Business at the Bottom of Pyramid and secular stagnation

The Times has a nice story about how multi-national companies are investing in developing lower cost consumer durables besides exploring channels to reach out to consumers at the "bottom of the pyramid".

Two things stood out. The first is the trend of innovations for the "bottom of the pyramid" finding an even bigger market in developed economies. 
Many products are transcending their original markets and appealing to a more affluent consumer... G.E. realized more than a decade ago that products devised for the Indian market might appeal to more developed markets, and planted the company’s largest and first international research and development center here. The lab has 4,500 engineers, 1,600 of whom work on health care innovations.  “There has been a shift,” said Shyam Rajan, chief technology officer at Wipro GE Healthcare. “Before, it was in India for India. Today, it is in India for the world.” 

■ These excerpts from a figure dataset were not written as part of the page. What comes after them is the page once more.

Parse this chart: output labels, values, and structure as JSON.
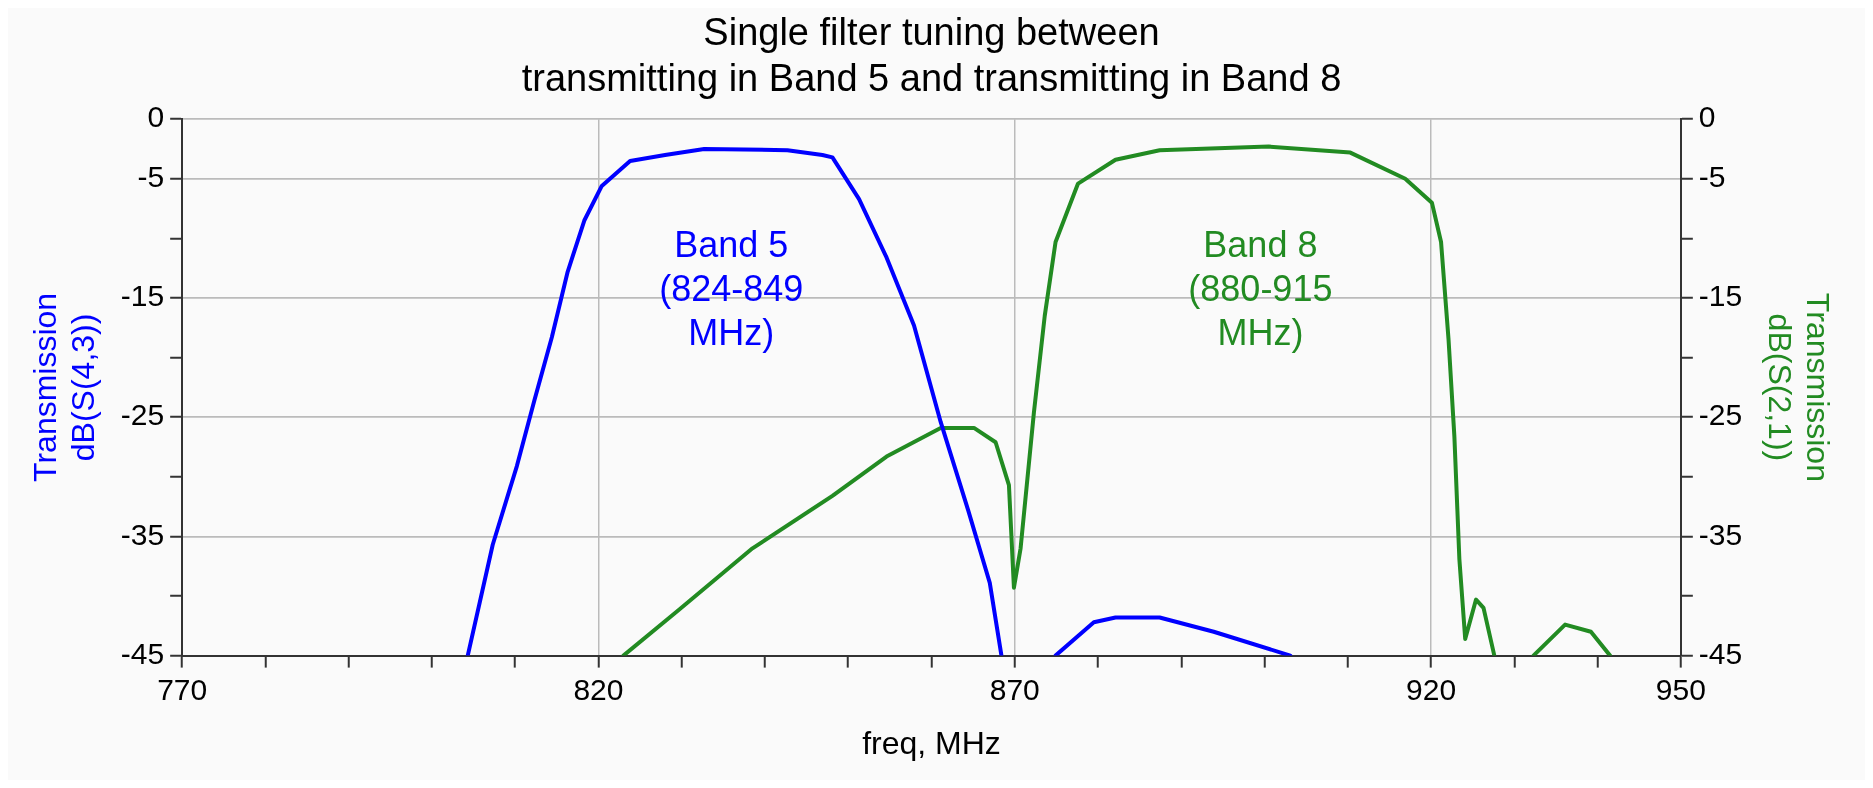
{
  "chart_data": {
    "type": "line",
    "title": "Single filter tuning between\ntransmitting in Band 5 and transmitting in Band 8",
    "xlabel": "freq, MHz",
    "ylabel": "Transmission\ndB(S(4,3))",
    "y2label": "Transmission\ndB(S(2,1))",
    "series": [
      {
        "color": "#0000ff",
        "axis": "y",
        "x": [
          804.3,
          807.3,
          810.2,
          812.3,
          814.4,
          816.3,
          818.3,
          820.4,
          823.8,
          828,
          832.7,
          842.7,
          846.9,
          848.1,
          851.3,
          854.6,
          857.9,
          861.1,
          864.4,
          867.0,
          868.4,
          871.6,
          874.9,
          879.5,
          882.1,
          887.4,
          893.9,
          903.1
        ],
        "values": [
          -45,
          -35.7,
          -29.1,
          -23.6,
          -18.3,
          -12.8,
          -8.5,
          -5.6,
          -3.5,
          -3.0,
          -2.5,
          -2.6,
          -3.0,
          -3.2,
          -6.7,
          -11.6,
          -17.3,
          -25.4,
          -32.8,
          -38.9,
          -45,
          null,
          -45,
          -42.2,
          -41.8,
          -41.8,
          -43.0,
          -45
        ]
      },
      {
        "color": "#228b22",
        "axis": "y2",
        "x": [
          823.0,
          829.6,
          838.5,
          848.1,
          854.6,
          861.1,
          865.1,
          867.7,
          869.3,
          869.9,
          870.7,
          872.3,
          873.6,
          874.9,
          877.6,
          882.1,
          887.4,
          900.5,
          910.3,
          916.9,
          920.1,
          921.2,
          922.1,
          922.8,
          923.4,
          924.1,
          925.4,
          926.3,
          927.6,
          930,
          932.3,
          936.1,
          939.2,
          941.5
        ],
        "values": [
          -45,
          -41.2,
          -36.0,
          -31.6,
          -28.3,
          -25.9,
          -25.9,
          -27.1,
          -30.7,
          -39.3,
          -36.0,
          -24.6,
          -16.5,
          -10.3,
          -5.4,
          -3.4,
          -2.6,
          -2.3,
          -2.8,
          -5.0,
          -7.0,
          -10.3,
          -18.5,
          -26.6,
          -36.9,
          -43.6,
          -40.3,
          -41,
          -45,
          null,
          -45,
          -42.4,
          -43.0,
          -45
        ]
      }
    ],
    "annotations": [
      "Band 5\n(824-849\nMHz)",
      "Band 8\n(880-915\nMHz)"
    ],
    "xlim": [
      770,
      950
    ],
    "xticks": [
      770,
      {
        "value": 780,
        "label": null
      },
      {
        "value": 790,
        "label": null
      },
      {
        "value": 800,
        "label": null
      },
      {
        "value": 810,
        "label": null
      },
      820,
      {
        "value": 830,
        "label": null
      },
      {
        "value": 840,
        "label": null
      },
      {
        "value": 850,
        "label": null
      },
      {
        "value": 860,
        "label": null
      },
      870,
      {
        "value": 880,
        "label": null
      },
      {
        "value": 890,
        "label": null
      },
      {
        "value": 900,
        "label": null
      },
      {
        "value": 910,
        "label": null
      },
      920,
      {
        "value": 930,
        "label": null
      },
      {
        "value": 940,
        "label": null
      },
      950
    ],
    "ylim": [
      -45,
      0
    ],
    "yticks": [
      0,
      -5,
      {
        "value": -10,
        "label": null
      },
      -15,
      {
        "value": -20,
        "label": null
      },
      -25,
      {
        "value": -30,
        "label": null
      },
      -35,
      {
        "value": -40,
        "label": null
      },
      -45
    ],
    "y2lim": [
      -45,
      0
    ],
    "y2ticks": [
      0,
      -5,
      {
        "value": -10,
        "label": null
      },
      -15,
      {
        "value": -20,
        "label": null
      },
      -25,
      {
        "value": -30,
        "label": null
      },
      -35,
      {
        "value": -40,
        "label": null
      },
      -45
    ],
    "grid": true,
    "legend": false,
    "marker": "none",
    "line_style": "solid"
  }
}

The MAC 400, an electrocardiograph machine, was the first product G.E. moved from here to the rest of the world. About one-third the price of the company’s higher-end EKG machines, it is battery-operated and portable. It also is made of parts that can be bought in local electric and home supply shops, rather than the proprietary components G.E. typically uses. Of the 15,000 Mac 400s that G.E. has sold, 60 percent were sold outside India. The Lullaby baby warmer, now used in Europe, was built with feedback from Indian doctors and nurses in the field.
The second observation relates to the nature of transformation in these markets which already have established and profitable products. Businesses have come to accept a two-tier market, even at the cost of their existing business lines. 

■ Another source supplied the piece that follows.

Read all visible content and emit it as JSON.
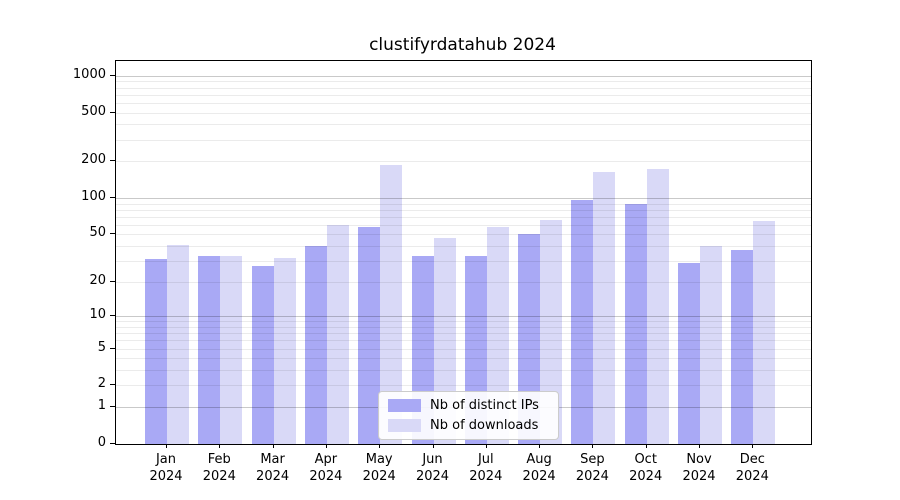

Is G.E. sacrificing sales of its Cadillac baby warmer, the Giraffe, to the Lullaby? “It’s better to cannibalize yourself than let someone else do so — and that was going to happen with these products,” he said. “Anyway, the amount of market we created that was not there before more than makes up for it.”

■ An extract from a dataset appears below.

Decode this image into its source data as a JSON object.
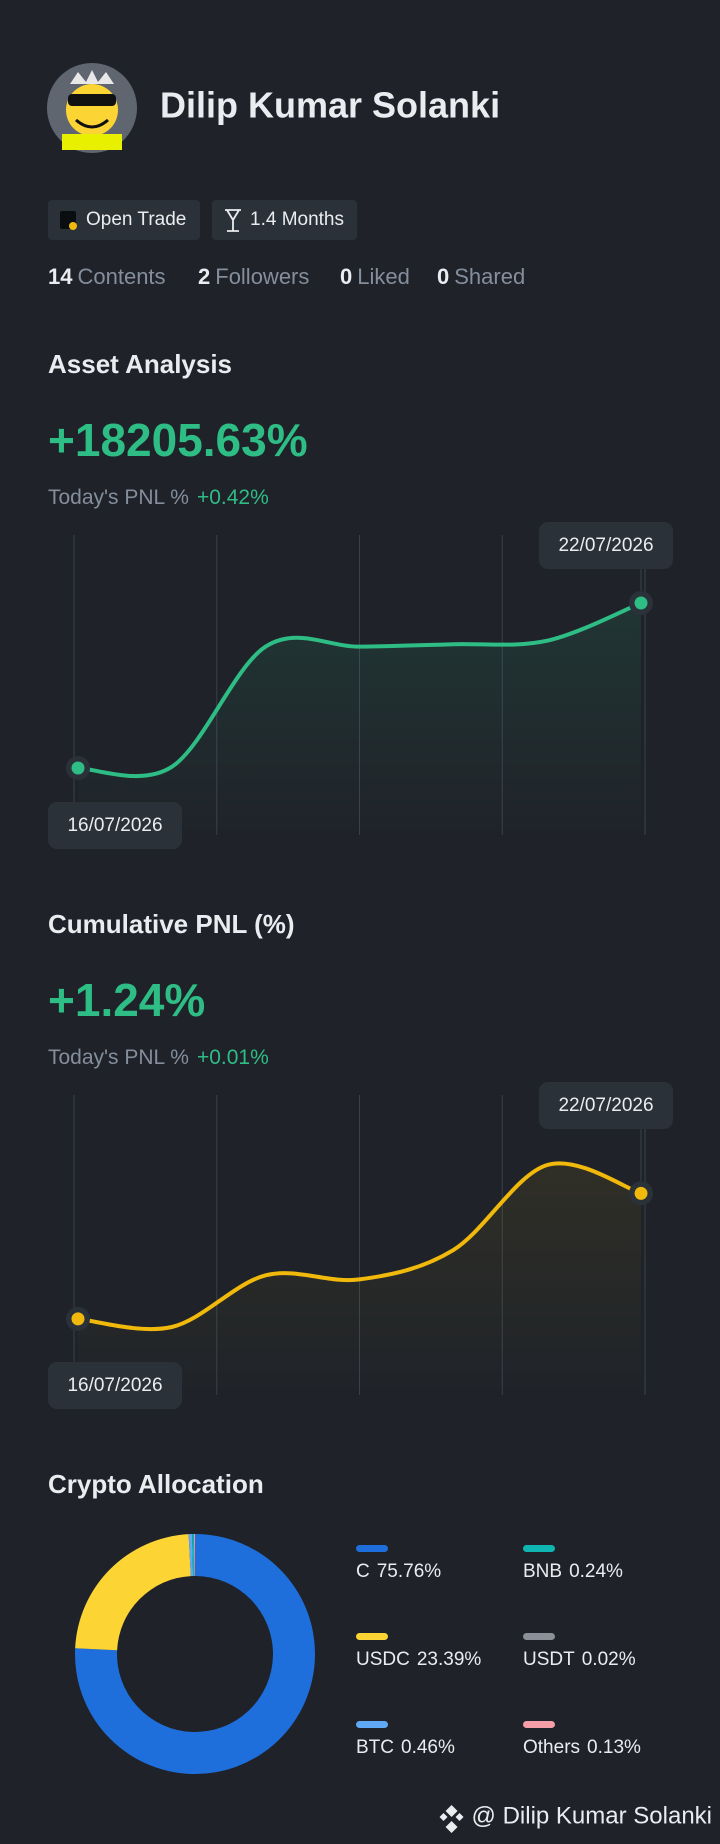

The larger point is that proponents of secular stagnation - average is over, lack of profitable investment opportunities etc - surprisingly overlook the role that trade and globalization can play in reviving economic growth in developed economies. The market at the bottom of the pyramid, as the article highlights, is a potentially excellent opportunity for greater innovation (low cost, environment friendly, and sustainable) and business profits.